Meet The Vagina Lady
By Angela Kilduff
Like any superhero, mystery surrounds the true identity of the Vagina Lady. She makes appearances at Bay Area events wearing a cape and a plush, pink vagina costume nearly as tall as she is. Even among the unusual characters San Francisco is known for, she stands out in a crowd.
In her other life, Julie Vanadis, 30, is a writer and editor. Her co-workers don’t know about the character she plays, so she uses an alternate last name in interviews. She prefers to keep her personal life and role as the Vagina Lady separate.
“I put on the costume, and it’s like I’m famous,” she said. People run up to talk to her and take pictures. For those who require an explanation, she tells them, “This is my feminist sex-positive art project.”
As the Vagina Lady, Vanadis wants to convey “an empowering feminist message.” She said, “Vaginas have been a commodity,” and wants to “put ownership back in the hands of women.” She aims to “claim back some of the shame.”
“The actual word ‘vagina’ – which has caused me no end of grief – comes from ‘sheath’ meaning a place to put the penis.” She dismissed the word’s origin, saying there’s so much “more to it than that.” On her Web site (vaginalady.com), she lists other words used to describe “the lady bits” and links to a more comprehensive list.

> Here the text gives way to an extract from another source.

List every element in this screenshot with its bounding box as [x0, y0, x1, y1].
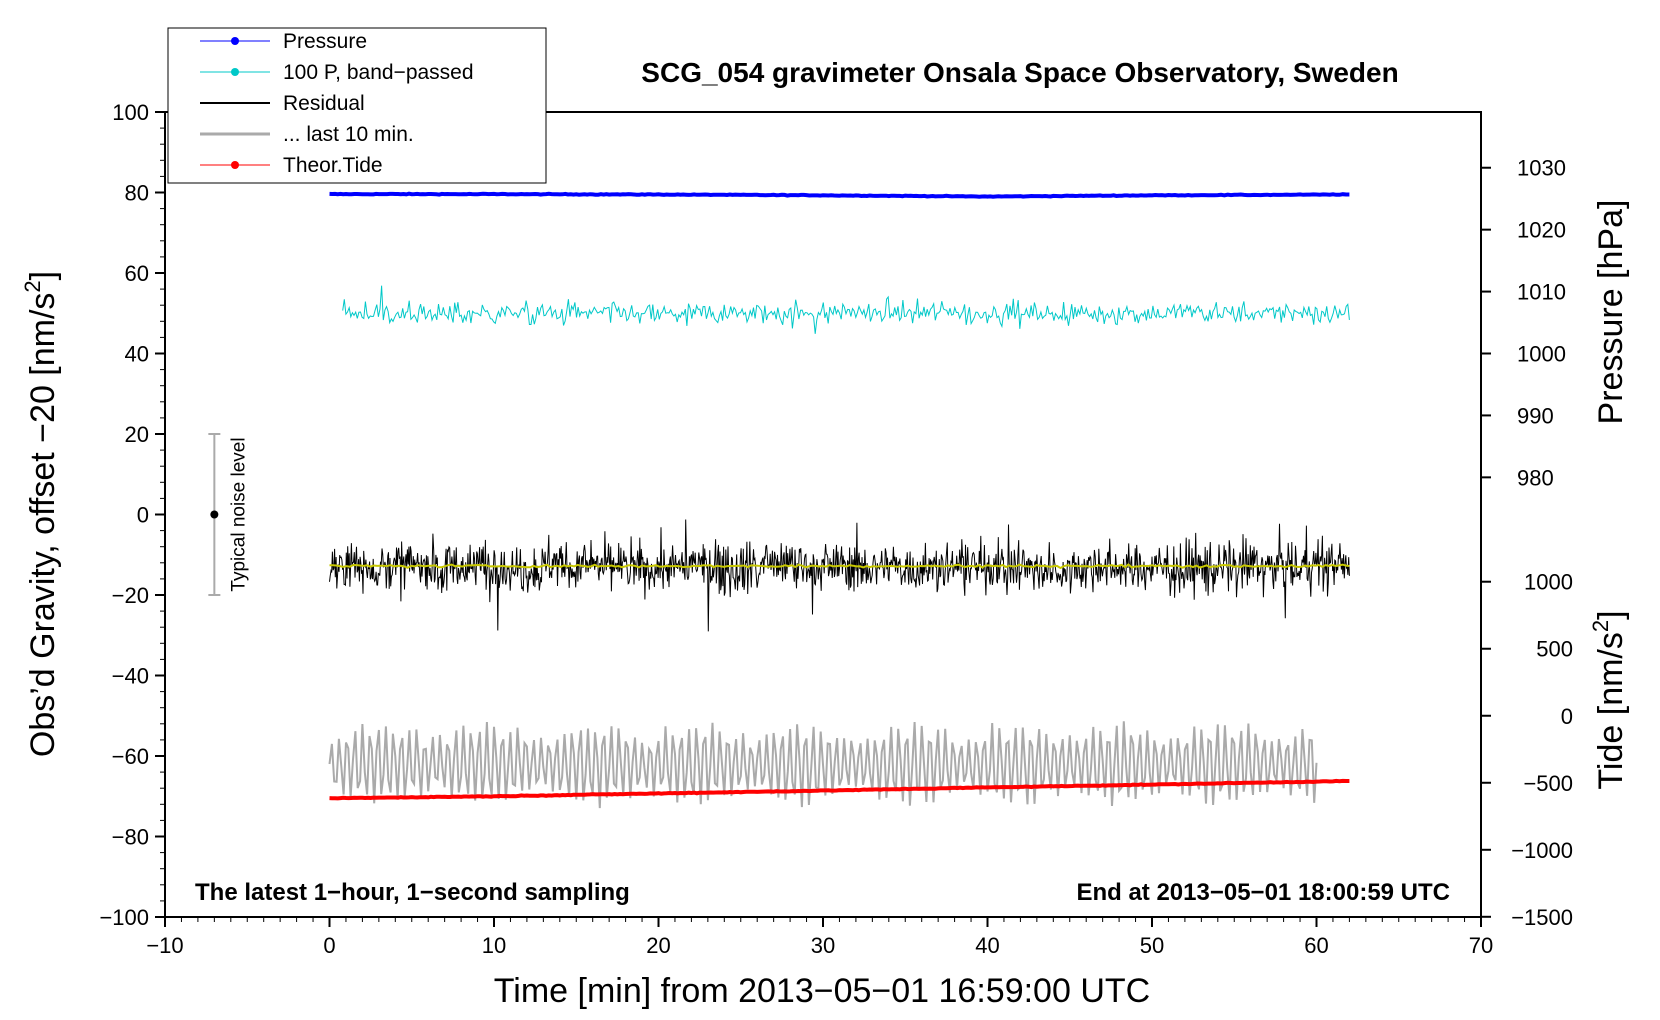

Sitting at Apollo Coffee on Divisadero, Vanadis worked on a rhinestone-studded laptop. Unlike the unremarkable alter-ego of most superheroes, Vanadis’ appearance was anything but bland. Her clothing was bright pink and black, accented with black and white-patterned accessories. A pink rhinestone lip piercing brought it all together.
The Vagina Lady was born six years ago, Vanadis said. Since then, she has made appearances at events like Gay Pride, Bay to Breakers and Love Fest. She’s appeared at performances of the Vagina Monologues, participated in the AIDS Walk and wooed the crowd at the Exotic Erotic Ball, whereshe has twice taken home the Best Costume award.
Her character came about unintentionally. When her sister graduated from a midwifery program, Vanadis made her a pillow shaped like a vulva. Then she made more – with crescent shapes for the inner and outer labia and a round shape as the clitoris.
On Halloween in 2002, she took the theme a step further and made herself a simple vagina costume in two shades of pink. That night her character was born. She didn’t choose the name, she said. People gave it to her.
Since then, Vanadis has recreated and improved upon the original costume many times over. In front, it has greater dimension and detail as well as hidden interior compartments to stow keys and a wallet. In the most recent version, pink faux fur makes up the outer portion, and shimmery pink fabric forms the center. Her head, covered by a pink hood, takes the place of the clitoris. There is a pocket behind the vaginal opening, where Vanadis said she sometimes puts Hershey Kisses. Should anyone miss the reference, the back of the costume reads “Vagina Lady” in curly red letters.
In high school, Vanadis said, “I found second wave feminism like it was my religion.” The movement, started in the ‘60s, asserted that women have equal abilities and deserve equal rights as men. Then came third wave feminism – “God bless it” – in the ‘90s. It incorporated sex-positivity and a broadened the possibilities of femininity within feminism.
A Flickr search for the Vagina Lady yields photos posted by friends and fans, but comments do not always convey the same appreciation. Some express shock while others – mostly men – make sexual comments.
Vanadis has experienced this at events, where “boundaries are not always as clear, and men behave inappropriately.” In response, she said she responded with a “fulfilling” slap in the face. “It brings me such joy.”
Vanadis keeps her sexual orientation to herself.
“I know people make all sorts of assumptions about me as that character,” she said. “I want to speak to everyone – vaginas are both straight and gay.”
She was at work on another costume, one that will include an element of surprise. The “girly, girly” dress will have a full skirt concealing multiple layers. Lifting it will reveal the figure of a naked woman, painted and constructed with fabric. Her “flasher” costume wasn’t finished yet, but the big-breasted body was taking shape.
As a child, she said, Vanadis was into dolls. “Now I’m my own Barbie doll.”